Merle M. DeLancey Jr. and Craig Stetson*

This is the third in a series of posts regarding what we believe will be an onslaught of government investigations and audits of COVID relief funds and contracting. Previously, we identified likely categories of programs, contracts, and companies the government might investigate or audit. Below, we discuss the Defense Contract Audit Agency’s (“DCAA”) current direction, interests, and initiatives related to contractors’ receipt of COVID relief funds and the impact an uncertain business environment may have on government contract pricing and costing forecasts.

COVID Relief Funds

The Coronavirus Aid, Relief, and Economic Security Act (“CARES Act”) funding opportunities come with unique government contract compliance requirements and financial reporting obligations. The funding is not “free” and may result in financial consequences to unwary contractors. DCAA knows this and will be conducting audits to test contractors’ compliance with unique relief fund requirements. Contractors unaware of these accounting and reporting requirements risk DCAA questioning or denying costs.
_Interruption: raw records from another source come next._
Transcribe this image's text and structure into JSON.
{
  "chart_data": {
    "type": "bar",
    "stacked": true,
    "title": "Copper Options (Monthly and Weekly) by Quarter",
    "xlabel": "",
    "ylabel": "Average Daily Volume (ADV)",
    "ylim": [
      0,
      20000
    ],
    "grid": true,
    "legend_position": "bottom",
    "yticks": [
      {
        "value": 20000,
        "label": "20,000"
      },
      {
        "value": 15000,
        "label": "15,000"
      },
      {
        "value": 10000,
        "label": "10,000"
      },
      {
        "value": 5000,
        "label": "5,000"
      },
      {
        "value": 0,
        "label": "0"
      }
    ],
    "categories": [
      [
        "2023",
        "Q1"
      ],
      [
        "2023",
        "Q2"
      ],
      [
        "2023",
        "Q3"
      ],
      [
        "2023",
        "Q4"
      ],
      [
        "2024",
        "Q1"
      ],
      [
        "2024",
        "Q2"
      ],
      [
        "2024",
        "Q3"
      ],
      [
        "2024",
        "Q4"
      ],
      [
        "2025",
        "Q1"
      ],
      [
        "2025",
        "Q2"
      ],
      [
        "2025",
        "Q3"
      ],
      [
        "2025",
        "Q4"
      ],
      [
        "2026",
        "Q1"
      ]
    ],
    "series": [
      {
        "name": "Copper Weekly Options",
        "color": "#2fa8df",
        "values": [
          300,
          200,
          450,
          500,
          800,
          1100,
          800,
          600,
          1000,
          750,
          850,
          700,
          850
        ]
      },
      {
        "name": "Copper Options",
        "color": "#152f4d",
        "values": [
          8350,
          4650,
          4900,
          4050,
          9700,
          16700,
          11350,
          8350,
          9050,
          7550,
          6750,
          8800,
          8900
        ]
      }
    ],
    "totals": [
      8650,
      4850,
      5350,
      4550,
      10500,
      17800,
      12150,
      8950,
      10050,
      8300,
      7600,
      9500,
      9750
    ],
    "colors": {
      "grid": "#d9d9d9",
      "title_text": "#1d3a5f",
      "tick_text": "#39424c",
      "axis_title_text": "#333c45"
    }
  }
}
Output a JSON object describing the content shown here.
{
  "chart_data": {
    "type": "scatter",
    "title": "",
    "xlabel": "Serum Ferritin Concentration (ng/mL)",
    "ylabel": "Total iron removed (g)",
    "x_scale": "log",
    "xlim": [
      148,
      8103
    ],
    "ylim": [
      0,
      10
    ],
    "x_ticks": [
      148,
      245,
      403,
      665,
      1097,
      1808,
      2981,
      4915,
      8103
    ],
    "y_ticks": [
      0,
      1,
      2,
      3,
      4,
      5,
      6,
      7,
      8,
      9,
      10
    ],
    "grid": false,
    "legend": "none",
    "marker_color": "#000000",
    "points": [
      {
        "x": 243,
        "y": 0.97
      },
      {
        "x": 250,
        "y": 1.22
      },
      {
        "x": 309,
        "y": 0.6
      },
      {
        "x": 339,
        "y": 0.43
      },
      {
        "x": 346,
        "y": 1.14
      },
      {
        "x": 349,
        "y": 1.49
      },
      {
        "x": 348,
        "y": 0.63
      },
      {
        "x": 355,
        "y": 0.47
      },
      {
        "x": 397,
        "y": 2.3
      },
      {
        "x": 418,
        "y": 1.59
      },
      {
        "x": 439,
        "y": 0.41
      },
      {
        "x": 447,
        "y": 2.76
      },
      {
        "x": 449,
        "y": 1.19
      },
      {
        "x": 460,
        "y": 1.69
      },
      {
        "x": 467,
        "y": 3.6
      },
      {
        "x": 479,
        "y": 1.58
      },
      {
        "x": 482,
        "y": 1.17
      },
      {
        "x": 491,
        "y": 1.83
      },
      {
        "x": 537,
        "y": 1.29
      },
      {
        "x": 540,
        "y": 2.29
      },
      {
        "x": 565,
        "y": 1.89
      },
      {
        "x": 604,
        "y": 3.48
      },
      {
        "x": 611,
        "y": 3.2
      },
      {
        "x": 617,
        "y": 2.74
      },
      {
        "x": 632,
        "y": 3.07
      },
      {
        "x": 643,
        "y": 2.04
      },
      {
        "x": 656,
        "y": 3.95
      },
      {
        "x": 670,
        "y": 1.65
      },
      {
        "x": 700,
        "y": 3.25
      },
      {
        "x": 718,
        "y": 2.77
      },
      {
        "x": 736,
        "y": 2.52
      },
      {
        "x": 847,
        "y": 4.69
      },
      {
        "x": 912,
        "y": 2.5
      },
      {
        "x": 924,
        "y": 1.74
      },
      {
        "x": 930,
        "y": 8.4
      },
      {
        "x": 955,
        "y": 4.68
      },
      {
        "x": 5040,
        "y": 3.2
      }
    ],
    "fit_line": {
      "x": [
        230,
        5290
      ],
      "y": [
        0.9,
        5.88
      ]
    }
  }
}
In January 2021, DCAA issued an audit alert to its regional offices pertaining to COVID relief legislation and regulation.[1] The audit alert includes frequently asked questions and answers (“FAQs”) concerning contractors’ request or receipt of COVID relief funding. Originally released last summer, the FAQs have been revised and expanded several times. The FAQs telegraph DCAA’s position on various instances where COVID relief funding intersects with or impacts government contract cost accounting and compliance.